Mais l’une des failles les plus graves réside dans la diabolisation du secteur bancaire dans son ensemble, présenté comme principal complice de le « casse du siècle ». Le documentaire omet ainsi de relever que les banques étaient contraintes de placer à la Banque du Liban (BDL) 15 pour cent de leurs dépôts en devises et que, de surcroît, leurs possibilités d’effectuer des placements à l’étranger étaient limitées par des dispositions imposées sur ce plan par la Banque centrale. Celle-ci pratiquait en outre, parallèlement, une politique de taux d’intérêt élevés pour inciter davantage les établissements bancaires à placer des dépôts à la BDL, perçue ainsi comme une source sûre de gains à un moment où les opportunités d’investissements sur le marché local étaient manifestement limitées.
D’aucuns reprochent, certes, aux banques, de n’avoir pas suffisamment calculé les risques du financement d’un État livré à des responsables largement mafieux. En 2014, le président de l’association des banques, François Bassil, avait pourtant souligné publiquement que les banques n’étaient plus en mesure de financer généreusement l’État et qu’il était, de ce fait, nécessaire de mettre un terme à cette pratique. Il avait alors été soumis à de très fortes pressions de la part de ceux qui détenaient (et détiennent toujours), réellement, le pouvoir de décision et avait même reçu des menaces directes qui l’avaient forcé à faire marche arrière sur ce plan.
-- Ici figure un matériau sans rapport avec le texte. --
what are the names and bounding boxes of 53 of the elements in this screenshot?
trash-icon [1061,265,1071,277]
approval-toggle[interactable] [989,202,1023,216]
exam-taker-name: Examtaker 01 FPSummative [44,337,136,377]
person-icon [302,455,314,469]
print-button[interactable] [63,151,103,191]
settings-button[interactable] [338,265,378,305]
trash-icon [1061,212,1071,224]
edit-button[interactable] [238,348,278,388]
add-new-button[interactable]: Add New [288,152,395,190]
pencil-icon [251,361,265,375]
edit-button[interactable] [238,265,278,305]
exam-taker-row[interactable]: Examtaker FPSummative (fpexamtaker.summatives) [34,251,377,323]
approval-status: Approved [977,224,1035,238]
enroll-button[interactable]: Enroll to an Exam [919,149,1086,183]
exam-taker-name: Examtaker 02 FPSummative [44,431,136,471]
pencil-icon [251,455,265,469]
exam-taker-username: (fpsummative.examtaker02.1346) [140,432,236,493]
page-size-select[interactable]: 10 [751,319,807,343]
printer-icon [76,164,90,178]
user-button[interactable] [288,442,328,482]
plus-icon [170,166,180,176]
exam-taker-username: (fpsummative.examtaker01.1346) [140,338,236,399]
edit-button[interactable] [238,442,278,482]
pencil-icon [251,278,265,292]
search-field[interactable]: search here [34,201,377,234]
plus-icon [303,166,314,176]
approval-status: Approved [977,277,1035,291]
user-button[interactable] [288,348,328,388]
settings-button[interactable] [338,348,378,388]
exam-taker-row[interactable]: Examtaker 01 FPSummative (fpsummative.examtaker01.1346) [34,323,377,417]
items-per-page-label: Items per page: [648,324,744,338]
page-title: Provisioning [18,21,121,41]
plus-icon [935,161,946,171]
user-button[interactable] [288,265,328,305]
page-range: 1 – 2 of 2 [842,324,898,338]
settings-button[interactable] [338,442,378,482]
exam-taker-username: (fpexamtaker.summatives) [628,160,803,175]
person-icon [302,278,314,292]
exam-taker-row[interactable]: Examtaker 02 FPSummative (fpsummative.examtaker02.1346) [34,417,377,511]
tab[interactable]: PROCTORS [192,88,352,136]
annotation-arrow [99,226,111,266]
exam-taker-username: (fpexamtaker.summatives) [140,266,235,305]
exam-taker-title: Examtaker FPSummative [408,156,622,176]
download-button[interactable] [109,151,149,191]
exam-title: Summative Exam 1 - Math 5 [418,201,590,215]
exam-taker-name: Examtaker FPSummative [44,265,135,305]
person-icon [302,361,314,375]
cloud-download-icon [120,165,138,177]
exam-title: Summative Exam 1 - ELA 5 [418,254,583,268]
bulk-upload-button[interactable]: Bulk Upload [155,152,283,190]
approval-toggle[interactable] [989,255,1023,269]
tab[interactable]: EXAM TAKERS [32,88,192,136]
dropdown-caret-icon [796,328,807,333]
Dans un pays soumis depuis plus de cinquante ans à de multiples stratégies étrangères de déstabilisation permanente et de déconstruction systématique de l’État, il est particulièrement déplorable de présenter une lecture réductrice des événements, basée, de plus, sur la rétention d’informations. Certes, ces interférences régionales bénéficiaient largement de la complicité active d’acteurs locaux. Mais n’est-ce pas le cas de toute occupation étrangère dans n’importe quel pays du monde? Aucune allusion dans le documentaire à une telle réalité.
Force est de relever à cet égard qu’en matière de journalisme professionnel, pécher par omission revient à tromper délibérément, et dangereusement, l’opinion publique.